- Melinda Gates runs The Bill & Melinda Gates Foundation, where she and the team have dedicated more than $US45 billion to help solve massive, seemingly-impossible problems like poverty, deadly diseases, and gender inequality.
- Solving complex problems doesn’t just require the smartest people or the most recent inventions, Gates told Business Insider US Editor-in-Chief Alyson Shontell.
- Gates said problem solving requires understanding how a given solution would (or wouldn’t) impact the lives of everyday people.
- Visit Business Insider’s homepage for more stories.
Melinda Gates knows how to get things done.
As one of the world’s most powerful women, Gates runs The Bill and Melinda Gates Foundation. At its helm, Gates has invested in fighting diseases and finding solutions to poverty across the globe. She earned the Presidential Medal of Freedom in 2016 for her philanthropic efforts.
Gates recently sat down with Business Insider US Editor-in-Chief Alyson Shontell to discuss her new book, “The Moment of Lift: How Empowering Women Changes the World.”
During the conversation, Gates said solving problems like poverty and inequality takes some serious strategising. You can’t just be a billionaire pushing your money and agenda on people because the right solutions aren’t always intuitive.
From Business Insider’s interview with Gates:
Shontell: What is your strategy for problem solving?
Gates: To surround yourself with experts and then go out in the field and do site visits and really hear from people on the ground what they want and how interventions will or won’t change their lives.
It’s only by taking the latest, greatest innovations in science and surrounding yourself with those people and understanding people’s lives that I think you can eventually create change.
One example Gates gave was helping combat HIV in an impoverished area. She went in thinking the solution was to give sex workers more condoms. Then she learned that if sex workers tried to force condoms on customers, they would often get physically assaulted by the men for making such a suggestion.
Gates’ team had to work with the women to first help solve the physical violence issue. They created an alert system for women to use when they felt they were in danger, and a nearby team could run to help scare off the man. It began to work, and eventually the HIV cases started to go down too.
In another instance, Gates recalled a trip to Malawi where she saw women walking ten to fifteen miles in searing heat to get their children vaccinated. Gates asked a mother whether she was getting shots for her children, and she responded that she was actually there to get a birth control injection.
“Why do I have to walk twenty kilometers in this heat to get my shot?” the mother asked Gates.
After speaking to women in the area, Gates realised mothers felt more frustrated by lack of access to birth control than to vaccination medicine.
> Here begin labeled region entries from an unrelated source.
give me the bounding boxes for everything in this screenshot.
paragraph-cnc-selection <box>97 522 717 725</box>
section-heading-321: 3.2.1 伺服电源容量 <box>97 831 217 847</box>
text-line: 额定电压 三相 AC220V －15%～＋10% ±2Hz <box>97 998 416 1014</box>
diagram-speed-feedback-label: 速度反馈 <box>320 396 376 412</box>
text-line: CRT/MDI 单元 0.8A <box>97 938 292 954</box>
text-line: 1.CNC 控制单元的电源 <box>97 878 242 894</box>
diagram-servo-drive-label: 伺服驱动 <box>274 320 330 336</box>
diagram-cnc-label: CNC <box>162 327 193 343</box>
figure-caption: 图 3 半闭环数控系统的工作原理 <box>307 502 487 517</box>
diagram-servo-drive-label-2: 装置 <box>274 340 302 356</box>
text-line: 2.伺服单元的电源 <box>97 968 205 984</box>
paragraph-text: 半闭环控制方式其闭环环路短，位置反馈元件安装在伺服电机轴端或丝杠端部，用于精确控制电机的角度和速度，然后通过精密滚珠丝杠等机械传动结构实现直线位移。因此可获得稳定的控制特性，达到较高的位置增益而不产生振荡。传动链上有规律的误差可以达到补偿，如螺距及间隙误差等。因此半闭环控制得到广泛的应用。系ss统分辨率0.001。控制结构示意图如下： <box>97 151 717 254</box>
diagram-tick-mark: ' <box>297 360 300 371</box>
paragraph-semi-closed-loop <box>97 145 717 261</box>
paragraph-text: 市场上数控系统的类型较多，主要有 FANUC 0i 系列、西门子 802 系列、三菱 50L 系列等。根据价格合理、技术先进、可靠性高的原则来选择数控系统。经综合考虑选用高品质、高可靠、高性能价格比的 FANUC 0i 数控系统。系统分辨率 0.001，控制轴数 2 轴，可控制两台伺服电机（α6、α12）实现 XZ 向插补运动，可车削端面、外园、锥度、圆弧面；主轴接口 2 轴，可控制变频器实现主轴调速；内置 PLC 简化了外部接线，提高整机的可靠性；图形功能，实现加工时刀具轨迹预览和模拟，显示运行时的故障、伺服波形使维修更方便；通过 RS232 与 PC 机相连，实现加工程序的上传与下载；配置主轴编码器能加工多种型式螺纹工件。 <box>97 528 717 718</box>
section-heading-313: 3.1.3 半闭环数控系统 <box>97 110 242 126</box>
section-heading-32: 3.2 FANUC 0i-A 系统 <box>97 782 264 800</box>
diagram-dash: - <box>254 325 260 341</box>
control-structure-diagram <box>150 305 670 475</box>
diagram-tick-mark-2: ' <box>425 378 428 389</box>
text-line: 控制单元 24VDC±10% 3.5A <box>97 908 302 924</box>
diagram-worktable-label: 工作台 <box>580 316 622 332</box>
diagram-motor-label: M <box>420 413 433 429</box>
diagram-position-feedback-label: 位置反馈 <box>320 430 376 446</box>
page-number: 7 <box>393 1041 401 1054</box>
Not only were many women dying in childbirth, the mothers who lived had little resources to take care of multiple kids, Gates learned.
Those conversations with everyday women inspired Gates to make investment in family planning a large part of the Bill and Melinda Gates Foundation, something she might not have known to do if she hadn’t bothered to embed herself in the culture she was trying to help.
Today, the charity aims to bring high-quality contraceptive services to 120 million women and girls in the poorest countries by 2020.
“I have always carried in my head images of the women I’ve met, and I keep photographs of the ones who have moved me the most,” Gates wrote in her book.
“What was the point of their opening their hearts and telling me about their lives if I wasn’t going to help them when I had the chance?”